Nigerians living outside the country have so far remitted over $35 billion back to the country this year,  the Senior Special Assistant to the President on Foreign Affairs and Diaspora matters, Mrs Abike Dabiri-Erewa, has said.

Speaking in Abuja yesterday when she paid a courtesy visit to the Executive Chairman, Federal Inland Revenue Services (FIRS), Mr Babatunde Fowler.

According to Mrs. Dabiri-Erewa, “in 2016 they remitted $35 billion which is higher than what was remitted in 2015. This the highest in Africa and the third largest in the world.”

The former House of Representatives member drew the attention of the FIRS team to tax concerns raised by Nigerians in diaspora. According to her, “there is a lot of talk about your organisation from diasporans concerning taxes-whether there will be tax incentives for Nigerians coming back home to engage in agriculture and other businesses; what are the plans and projects for them? Recently, they expressed concern over reports that we need to pay tax on our passports.”

She noted that both the FIRS and her office needed to communicate with Nigerians in diaspora, stressing that “there should be collaboration between both offices to disseminate information in case they have questions or want answers.”

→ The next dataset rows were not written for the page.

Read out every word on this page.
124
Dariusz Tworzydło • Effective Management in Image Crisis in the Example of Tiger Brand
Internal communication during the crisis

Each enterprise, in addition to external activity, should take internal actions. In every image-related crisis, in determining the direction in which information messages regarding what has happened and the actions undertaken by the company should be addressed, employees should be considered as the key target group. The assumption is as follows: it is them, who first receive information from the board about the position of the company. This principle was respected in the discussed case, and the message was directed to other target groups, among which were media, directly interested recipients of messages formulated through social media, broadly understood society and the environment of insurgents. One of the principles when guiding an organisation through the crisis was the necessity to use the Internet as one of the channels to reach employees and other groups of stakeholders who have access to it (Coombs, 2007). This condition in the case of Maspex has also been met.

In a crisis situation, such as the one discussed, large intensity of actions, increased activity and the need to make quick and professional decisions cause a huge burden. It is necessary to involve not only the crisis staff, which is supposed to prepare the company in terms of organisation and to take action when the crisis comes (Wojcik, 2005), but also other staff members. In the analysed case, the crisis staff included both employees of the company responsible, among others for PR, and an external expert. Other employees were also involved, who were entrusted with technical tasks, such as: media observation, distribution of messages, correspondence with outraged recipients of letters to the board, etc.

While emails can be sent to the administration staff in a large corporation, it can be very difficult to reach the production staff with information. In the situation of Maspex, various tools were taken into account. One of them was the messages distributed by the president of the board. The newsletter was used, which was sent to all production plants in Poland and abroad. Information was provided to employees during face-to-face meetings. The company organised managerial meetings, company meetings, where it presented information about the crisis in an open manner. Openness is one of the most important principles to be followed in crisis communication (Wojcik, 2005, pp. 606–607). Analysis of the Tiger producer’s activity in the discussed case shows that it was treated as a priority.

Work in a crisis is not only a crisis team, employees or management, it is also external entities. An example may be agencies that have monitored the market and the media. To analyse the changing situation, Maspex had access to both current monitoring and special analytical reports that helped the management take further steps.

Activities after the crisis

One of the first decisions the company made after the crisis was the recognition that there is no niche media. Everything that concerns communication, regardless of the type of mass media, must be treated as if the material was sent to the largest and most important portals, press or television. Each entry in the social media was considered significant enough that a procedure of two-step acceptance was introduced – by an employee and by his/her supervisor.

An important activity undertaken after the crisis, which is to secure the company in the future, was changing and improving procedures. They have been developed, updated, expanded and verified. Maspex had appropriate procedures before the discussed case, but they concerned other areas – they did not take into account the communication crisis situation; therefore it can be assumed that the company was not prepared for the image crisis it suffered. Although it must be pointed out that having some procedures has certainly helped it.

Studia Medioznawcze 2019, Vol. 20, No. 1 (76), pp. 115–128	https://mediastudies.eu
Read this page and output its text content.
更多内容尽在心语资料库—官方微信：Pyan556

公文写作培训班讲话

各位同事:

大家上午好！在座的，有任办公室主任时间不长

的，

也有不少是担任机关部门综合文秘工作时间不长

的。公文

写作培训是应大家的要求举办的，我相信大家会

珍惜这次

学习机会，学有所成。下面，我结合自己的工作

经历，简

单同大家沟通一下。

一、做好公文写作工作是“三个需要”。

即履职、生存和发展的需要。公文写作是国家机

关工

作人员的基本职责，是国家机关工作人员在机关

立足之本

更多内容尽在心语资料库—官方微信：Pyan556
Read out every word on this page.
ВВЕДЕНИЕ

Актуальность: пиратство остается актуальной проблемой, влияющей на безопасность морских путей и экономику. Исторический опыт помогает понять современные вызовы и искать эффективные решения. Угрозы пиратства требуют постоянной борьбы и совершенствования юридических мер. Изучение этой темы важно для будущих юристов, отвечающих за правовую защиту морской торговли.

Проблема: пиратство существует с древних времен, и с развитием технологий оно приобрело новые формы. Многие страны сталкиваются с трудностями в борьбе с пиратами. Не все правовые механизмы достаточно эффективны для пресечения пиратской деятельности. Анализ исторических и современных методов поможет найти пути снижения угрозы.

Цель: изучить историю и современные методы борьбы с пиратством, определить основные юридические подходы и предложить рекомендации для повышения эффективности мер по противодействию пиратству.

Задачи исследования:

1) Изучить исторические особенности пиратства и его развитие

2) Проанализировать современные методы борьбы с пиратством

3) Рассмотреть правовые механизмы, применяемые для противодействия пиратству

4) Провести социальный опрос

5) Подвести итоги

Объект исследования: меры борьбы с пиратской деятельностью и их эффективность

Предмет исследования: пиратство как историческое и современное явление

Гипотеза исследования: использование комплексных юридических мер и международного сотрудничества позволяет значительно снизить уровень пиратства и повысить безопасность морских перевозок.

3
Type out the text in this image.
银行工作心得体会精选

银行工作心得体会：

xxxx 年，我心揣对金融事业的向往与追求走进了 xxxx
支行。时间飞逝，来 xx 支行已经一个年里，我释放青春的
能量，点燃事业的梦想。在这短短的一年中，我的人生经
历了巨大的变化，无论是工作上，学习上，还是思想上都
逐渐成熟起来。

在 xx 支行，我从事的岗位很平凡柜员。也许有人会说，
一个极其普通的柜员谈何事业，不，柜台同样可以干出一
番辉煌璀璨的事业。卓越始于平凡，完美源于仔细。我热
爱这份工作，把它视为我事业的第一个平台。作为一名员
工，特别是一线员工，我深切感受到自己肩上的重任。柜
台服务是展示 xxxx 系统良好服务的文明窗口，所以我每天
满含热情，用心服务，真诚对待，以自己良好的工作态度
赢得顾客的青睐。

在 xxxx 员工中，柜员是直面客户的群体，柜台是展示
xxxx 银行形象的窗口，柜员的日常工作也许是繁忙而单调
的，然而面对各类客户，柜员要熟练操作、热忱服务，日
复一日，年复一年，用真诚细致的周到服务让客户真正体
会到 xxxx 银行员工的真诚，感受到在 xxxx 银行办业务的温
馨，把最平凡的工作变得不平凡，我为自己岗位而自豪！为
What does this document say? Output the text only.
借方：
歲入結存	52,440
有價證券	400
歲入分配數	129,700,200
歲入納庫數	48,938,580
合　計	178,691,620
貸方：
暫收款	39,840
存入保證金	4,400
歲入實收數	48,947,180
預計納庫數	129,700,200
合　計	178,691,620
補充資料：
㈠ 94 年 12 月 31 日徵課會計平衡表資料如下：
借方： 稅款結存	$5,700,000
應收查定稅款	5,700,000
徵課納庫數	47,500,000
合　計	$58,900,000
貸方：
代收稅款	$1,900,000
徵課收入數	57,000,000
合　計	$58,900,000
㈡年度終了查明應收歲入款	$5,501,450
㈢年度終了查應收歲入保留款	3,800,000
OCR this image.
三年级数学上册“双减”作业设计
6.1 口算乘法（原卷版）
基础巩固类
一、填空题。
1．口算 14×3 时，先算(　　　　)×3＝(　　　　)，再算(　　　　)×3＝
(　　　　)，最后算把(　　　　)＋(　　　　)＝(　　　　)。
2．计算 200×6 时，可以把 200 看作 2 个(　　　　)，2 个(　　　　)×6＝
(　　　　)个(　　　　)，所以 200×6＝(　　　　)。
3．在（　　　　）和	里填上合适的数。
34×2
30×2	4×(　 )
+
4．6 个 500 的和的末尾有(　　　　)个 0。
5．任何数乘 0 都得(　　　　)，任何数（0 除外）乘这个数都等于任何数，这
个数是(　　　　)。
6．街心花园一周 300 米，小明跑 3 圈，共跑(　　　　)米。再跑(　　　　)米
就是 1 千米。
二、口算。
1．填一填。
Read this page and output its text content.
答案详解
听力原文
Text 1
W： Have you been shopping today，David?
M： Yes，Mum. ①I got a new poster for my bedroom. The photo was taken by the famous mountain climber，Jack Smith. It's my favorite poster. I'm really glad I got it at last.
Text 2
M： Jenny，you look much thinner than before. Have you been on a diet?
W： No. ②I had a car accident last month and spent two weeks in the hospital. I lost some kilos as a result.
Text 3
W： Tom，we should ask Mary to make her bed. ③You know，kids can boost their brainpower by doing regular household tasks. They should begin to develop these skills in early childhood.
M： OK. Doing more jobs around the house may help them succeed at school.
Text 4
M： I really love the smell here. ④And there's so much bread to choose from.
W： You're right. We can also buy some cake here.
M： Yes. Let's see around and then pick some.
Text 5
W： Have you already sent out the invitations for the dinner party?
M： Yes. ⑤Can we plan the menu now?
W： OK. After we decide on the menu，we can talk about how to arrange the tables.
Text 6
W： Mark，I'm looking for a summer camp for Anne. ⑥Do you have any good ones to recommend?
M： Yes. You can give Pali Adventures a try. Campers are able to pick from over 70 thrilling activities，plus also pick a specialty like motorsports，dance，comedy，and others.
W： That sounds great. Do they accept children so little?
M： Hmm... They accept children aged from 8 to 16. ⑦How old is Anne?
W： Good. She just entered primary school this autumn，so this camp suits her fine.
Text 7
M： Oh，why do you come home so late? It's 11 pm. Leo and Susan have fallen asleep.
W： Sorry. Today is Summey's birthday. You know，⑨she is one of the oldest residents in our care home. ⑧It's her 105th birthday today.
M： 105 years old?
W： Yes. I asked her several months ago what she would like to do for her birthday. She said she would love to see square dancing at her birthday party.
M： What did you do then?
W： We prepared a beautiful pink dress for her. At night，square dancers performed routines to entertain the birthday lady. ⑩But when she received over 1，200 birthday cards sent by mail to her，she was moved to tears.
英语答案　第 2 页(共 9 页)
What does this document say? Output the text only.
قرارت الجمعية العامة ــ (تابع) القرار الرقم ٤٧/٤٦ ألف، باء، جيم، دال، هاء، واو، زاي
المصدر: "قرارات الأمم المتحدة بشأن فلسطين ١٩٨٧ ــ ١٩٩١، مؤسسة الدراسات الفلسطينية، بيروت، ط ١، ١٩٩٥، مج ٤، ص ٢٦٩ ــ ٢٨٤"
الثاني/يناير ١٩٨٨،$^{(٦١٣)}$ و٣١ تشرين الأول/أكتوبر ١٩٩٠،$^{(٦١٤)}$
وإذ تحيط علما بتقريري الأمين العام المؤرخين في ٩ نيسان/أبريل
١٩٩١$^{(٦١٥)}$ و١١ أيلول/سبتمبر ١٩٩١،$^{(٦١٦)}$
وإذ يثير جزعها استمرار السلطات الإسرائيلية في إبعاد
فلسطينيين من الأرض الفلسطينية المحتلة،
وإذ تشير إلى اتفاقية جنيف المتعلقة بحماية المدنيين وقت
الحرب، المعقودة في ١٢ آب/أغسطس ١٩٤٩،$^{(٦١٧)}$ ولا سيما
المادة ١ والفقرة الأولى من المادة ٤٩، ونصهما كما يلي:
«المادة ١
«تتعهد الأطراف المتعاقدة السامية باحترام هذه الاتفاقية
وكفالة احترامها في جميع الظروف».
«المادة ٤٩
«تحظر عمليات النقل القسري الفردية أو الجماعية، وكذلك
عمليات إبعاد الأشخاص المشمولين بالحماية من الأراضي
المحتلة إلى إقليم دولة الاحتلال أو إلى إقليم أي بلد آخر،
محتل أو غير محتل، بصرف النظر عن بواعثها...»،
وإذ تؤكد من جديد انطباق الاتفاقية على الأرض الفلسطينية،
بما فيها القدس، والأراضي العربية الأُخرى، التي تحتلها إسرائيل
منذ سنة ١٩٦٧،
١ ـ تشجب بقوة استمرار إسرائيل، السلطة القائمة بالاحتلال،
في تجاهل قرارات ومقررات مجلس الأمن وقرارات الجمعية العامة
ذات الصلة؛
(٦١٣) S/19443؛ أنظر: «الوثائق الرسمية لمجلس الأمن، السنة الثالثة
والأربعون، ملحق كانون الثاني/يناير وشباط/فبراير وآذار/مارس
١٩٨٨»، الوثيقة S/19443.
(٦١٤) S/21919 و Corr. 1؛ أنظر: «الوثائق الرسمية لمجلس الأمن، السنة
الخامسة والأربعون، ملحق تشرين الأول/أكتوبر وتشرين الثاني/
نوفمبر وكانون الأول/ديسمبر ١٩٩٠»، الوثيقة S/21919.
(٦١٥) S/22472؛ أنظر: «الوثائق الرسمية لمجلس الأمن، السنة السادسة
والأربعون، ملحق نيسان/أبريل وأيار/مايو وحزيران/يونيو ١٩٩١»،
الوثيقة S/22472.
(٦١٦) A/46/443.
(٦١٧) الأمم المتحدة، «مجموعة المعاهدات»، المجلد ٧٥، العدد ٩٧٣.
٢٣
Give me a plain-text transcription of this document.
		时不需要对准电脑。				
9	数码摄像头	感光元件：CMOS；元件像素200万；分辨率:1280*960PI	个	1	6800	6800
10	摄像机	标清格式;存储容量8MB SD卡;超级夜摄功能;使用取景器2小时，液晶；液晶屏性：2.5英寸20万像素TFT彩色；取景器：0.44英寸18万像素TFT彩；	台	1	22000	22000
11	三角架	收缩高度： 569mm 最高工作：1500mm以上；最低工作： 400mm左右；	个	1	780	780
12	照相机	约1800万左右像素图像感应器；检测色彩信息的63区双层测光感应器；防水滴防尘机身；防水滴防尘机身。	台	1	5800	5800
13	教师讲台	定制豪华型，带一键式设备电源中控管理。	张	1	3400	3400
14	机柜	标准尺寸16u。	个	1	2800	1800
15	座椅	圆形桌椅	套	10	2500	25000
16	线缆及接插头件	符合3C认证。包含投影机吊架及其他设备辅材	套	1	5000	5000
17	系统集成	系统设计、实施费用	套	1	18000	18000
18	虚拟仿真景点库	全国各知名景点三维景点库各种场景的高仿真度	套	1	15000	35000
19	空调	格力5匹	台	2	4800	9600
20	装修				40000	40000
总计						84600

Responding, Fowler clarified the passport issue. He said: “What we are saying is, if you want any immigration services either you want to renew your passport or get a new one, so long as you’re an adult and you’re making an income, you just have to show evidence of tax payment. There is no direct tax on passports; it’s just to show evidence of paying tax and of course, you’re entitled to all the services of government.

“Nigerians abroad have 99.9 per cent tax compliance just because there are consequences for not paying taxes in those countries. If they decide to come as investors, we do have incentives for pioneer status or waivers and once they make their application to the Federal Ministry of Finance, it would be looked into and if it is in an area of pioneer status, I am sure it would be granted and we also do not believe in double taxation.”

He also told Nigerians both at home and abroad that “you only pay tax on income of profit, so if you do not make profit, you do not pay tax so also, if you don’t have an income. It is only right that those who come to the country to do business and make profit pay tax.”